Met de voorgestelde regeling wordt in de benodigde wettelijke grondslag voorzien. De strafbaarstelling is voldoende nauwkeurig en specifiek. De beperking tot «schadetoebrengende» handelingen die worden verricht «in heimelijke betrokkenheid met een buitenlandse mogendheid» waarborgt dat alleen gedragingen die samenhangen met spionageactiviteiten onder het bereik van de strafbaarstelling valt. Het moet bovendien gaan om gedragingen waardoor gevaar ontstaat voor de in de delictsomschrijving genoemde fundamentele Nederlandse belangen. Zoals in paragraaf 5.1 aan de orde is gekomen, is er bewust voor gekozen om deze belangen afzonderlijk in de delictsomschrijving te benoemen om zo meer handvatten te geven voor de beoordeling welke gedragingen onder de strafbaarstelling vallen. Bij de formulering van de belangen is aansluiting gezocht bij bestaande (strafrechtelijke) begrippen en het normaal spraakgebruik. Daarmee bieden deze begrippen, in combinatie met daarbij behorende toelichting, voldoende houvast voor de rechtspraktijk. Daarnaast kan worden gewezen op het opzetvereiste, dat als wezenlijke voorwaarde voor verwijtbaarheid en strafbaarheid een drempel opwerpt, evenals de strafuitsluitingsgronden, die strafbaarheid voorkomen in gevallen waarin de gedraging de betrokkene niet kan worden verweten of daarvoor een rechtvaardiging bestond. Naar aanleiding van de doenvermogentoets zal (aanvullend) voorlichtingsmateriaal worden ontwikkeld over spionage en dit wetsvoorstel.

Legitiem doel

Het tweede lid van artikel 10 EVRM somt verschillende legitieme doelen op. Hier kan in het bijzonder worden gewezen op de belangen de nationale veiligheid, territoriale integriteit of openbare veiligheid, het voorkomen van wanordelijkheden en strafbare feiten, de bescherming van de gezondheid, de bescherming van de rechten van anderen en het voorkomen van de verspreiding van vertrouwelijke mededelingen. De in het voorgestelde artikel 98d Sr en 104d WvSr BES opgesomde belangen (de veiligheid van de staat, van zijn bondgenoten of van een volkenrechtelijke organisatie, de vitale infrastructuur, de integriteit en exclusiviteit van hoogwaardige technologieën, de veiligheid van een of meer in Nederland verblijvende personen) kunnen onder deze doelen worden geschaard.

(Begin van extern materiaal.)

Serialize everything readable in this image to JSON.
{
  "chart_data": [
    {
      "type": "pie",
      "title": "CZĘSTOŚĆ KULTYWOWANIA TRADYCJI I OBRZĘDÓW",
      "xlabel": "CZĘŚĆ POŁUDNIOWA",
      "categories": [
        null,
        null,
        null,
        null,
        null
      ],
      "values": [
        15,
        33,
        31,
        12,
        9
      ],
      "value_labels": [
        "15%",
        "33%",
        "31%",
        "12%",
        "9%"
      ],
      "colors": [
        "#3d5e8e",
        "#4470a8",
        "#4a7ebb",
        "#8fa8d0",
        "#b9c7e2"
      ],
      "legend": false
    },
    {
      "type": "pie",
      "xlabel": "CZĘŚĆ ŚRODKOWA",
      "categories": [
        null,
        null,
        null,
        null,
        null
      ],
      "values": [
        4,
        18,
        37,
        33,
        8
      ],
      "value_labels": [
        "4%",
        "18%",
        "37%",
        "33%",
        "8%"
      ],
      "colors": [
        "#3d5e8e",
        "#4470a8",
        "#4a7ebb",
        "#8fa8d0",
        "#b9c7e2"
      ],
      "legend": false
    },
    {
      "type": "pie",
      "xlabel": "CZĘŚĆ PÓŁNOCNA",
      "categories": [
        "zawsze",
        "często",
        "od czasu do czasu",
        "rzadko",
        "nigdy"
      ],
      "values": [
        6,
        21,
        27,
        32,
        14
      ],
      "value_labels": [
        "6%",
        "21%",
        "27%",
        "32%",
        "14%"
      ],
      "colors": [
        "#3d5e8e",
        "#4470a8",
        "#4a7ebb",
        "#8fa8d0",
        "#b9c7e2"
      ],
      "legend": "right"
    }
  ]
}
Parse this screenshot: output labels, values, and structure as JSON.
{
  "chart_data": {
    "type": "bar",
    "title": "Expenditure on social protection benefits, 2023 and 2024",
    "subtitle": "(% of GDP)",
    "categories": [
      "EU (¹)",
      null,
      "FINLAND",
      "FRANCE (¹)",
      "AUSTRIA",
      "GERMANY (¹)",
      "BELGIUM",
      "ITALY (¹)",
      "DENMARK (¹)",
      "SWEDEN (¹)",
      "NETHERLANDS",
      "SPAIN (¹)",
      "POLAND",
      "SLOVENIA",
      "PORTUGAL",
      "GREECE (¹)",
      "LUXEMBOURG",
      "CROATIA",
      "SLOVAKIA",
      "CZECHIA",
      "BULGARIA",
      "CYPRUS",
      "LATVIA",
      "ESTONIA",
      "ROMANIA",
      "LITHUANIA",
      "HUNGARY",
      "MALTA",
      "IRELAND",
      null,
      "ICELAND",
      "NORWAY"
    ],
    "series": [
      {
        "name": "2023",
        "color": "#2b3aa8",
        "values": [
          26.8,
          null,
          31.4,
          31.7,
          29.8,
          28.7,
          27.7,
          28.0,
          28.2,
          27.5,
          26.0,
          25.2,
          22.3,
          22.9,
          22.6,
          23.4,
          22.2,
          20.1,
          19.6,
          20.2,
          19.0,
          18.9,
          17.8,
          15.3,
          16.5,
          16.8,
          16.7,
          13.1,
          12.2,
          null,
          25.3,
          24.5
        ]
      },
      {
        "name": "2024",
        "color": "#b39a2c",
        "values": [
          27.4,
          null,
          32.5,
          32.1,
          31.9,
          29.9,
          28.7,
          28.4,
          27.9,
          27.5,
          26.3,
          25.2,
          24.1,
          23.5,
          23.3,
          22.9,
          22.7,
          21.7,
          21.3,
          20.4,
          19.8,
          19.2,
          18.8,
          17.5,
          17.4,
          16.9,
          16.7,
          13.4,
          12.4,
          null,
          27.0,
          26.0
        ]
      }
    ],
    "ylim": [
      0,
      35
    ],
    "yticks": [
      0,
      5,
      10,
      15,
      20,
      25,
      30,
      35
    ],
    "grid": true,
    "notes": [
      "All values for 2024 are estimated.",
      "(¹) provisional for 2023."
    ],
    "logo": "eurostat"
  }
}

Noodzakelijk in een democratische samenleving

Bij dit vereiste is relevant of er een dringende maatschappelijke behoefte («pressing social need») bestaat tot overheidsingrijpen. Lidstaten hebben hierbij een zekere «margin of appreciation», een afwegingsruimte.

Zoals hiervoor in deze memorie van toelichting is beschreven zijn er verschillende maatschappelijke ontwikkelingen die nopen tot een aanvullende strafbaarstelling. Spionageactiviteiten hebben zich ontwikkeld en hebben nieuwe verschijningsvormen. Staten proberen op steeds assertievere wijze hun eigen belangen na te streven en daarbij hanteren zij in toenemende mate andere regels, normen en waarden dan die in Nederland en de internationale (westerse) gemeenschap worden gehuldigd. Spionageactiviteiten die in dat kader worden uitgeoefend zijn schadelijk voor de soevereiniteit en het handelingsvermogen van de Nederlandse overheid, het functioneren van de democratische en internationale rechtsorde en de daarin gedeelde waarden, het verdien- en concurrentievermogen van Nederland alsmede voor de veiligheid van burgers en gemeenschappen. Daarbij is van belang dat – naast het in kaart brengen van spionageactiviteiten en het in een concreet geval nemen van tegenmaatregelen om de (voortzetting van de) activiteiten te verhinderen – kan worden opgetreden tegen personen die deze activiteiten ontplooien. De huidige strafrechtelijke bepalingen bieden op dit moment op onderdelen echter onvoldoende (krachtige) handvatten om tegen schadelijke gedragingen op te treden, zoals eerder in deze memorie is beschreven. Om de risico’s van spionageactiviteiten te verminderen en genoemde schade te vermijden is het dan ook van belang om de strafbaarstelling van spionage te verruimen. Zoals eerder in deze memorie aan de orde gekomen, is daarbij gezocht naar een zorgvuldige afbakening van de gedraging, onder andere via het opzetvereiste en de opsomming van belangen. Bovendien is aangeknoopt bij zeer zwaarwegende en beschermingswaardige belangen. Het strafmaximum van acht jaar gevangenisstraf doet recht aan de ernst van het feit en is afgewogen tegen de strafmaat die geldt voor soortgelijke delicten.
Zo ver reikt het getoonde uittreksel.